Counters can be used for a huge array of applications. They can, for example, be used to count pulses from a sensor attached to a wheel to count the number of revolutions, which in turn can be used to calculate the speed of the wheel. Counters also can be used as digital clocks for different purposes. Another typical use of a digital counter is in central processing units (CPUs), where a certain kind of counter (program counters, or PCs) is used as a way for the CPU to walk through program instructions, one by one, from a memory. The model in this example consists of a 4-bit asynchronous up-counter that is fed with a clock pulse of 1 Hz. Below, you can see a diagram of the model.
Diagram view of the model. The counter in the diagram is fed by a clock pulse and an enable signal that tells the counter when to count and when to pause.

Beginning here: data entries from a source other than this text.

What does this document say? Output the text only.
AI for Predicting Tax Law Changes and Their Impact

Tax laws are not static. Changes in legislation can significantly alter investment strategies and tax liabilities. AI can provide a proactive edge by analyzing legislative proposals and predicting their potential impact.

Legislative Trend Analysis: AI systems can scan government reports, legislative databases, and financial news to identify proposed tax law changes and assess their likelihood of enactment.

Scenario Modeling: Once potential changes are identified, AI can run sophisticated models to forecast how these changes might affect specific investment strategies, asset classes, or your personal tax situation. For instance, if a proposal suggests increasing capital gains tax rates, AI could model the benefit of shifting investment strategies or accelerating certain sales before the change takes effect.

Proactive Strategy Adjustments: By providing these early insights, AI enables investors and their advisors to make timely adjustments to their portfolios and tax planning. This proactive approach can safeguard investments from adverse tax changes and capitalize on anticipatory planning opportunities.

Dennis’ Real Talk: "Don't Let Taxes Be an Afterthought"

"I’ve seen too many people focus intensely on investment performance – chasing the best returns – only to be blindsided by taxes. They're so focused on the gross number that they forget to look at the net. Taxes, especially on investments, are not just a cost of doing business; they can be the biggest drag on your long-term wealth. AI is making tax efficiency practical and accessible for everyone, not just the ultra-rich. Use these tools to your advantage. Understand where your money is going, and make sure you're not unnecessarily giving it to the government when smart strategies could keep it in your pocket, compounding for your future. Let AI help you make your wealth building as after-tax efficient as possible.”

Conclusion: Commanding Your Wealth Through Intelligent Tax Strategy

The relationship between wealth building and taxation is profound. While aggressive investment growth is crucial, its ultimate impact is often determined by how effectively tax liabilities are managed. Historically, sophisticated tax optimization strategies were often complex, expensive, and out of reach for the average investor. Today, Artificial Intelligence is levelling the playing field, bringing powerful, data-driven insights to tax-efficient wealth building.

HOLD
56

Flip-flops or latches are used as basic components in digital circuitry and work as a kind of memory that stores the state of one bit. By using multiple flip-flops, it is possible to construct digital state machines. A binary counter is basically a state machine that just cycles through its states for each cycle of a clock signal. The JK flip-flop is considered to be the most universal flip-flop design and can be used as different kinds of flip-flops just by adjusting how the input to the J and K terminals is done. In this example, the flip-flops are used with a toggling function, which means that the output is changed for each completed clock cycle. This is accomplished by feeding ones into both the J and K pins of the flip-flops. By putting only zeros on all the J and K terminals, the output will never change, regardless of the input. This makes it suitable to connect all the J and K terminals as an enable signal for the circuit.
Diagram view of the counter model.
The counter in this example is a 4-bit asynchronous counter based on JK flip-flops. The flip-flops are connected with both their J and K terminals to the enable pin, putting them in "toggle mode". The flip-flop to the left, producing the Q0 signal, will change its output state for each falling edge of the clock signal, for example, a CPU clock. Since the output toggles for each falling edge of the clock, the clock toggles twice for each toggle of the output.
This diagram from a simulation shows how the logic levels of the four bits change over time. The enable signal goes from 0 to 1 after one second.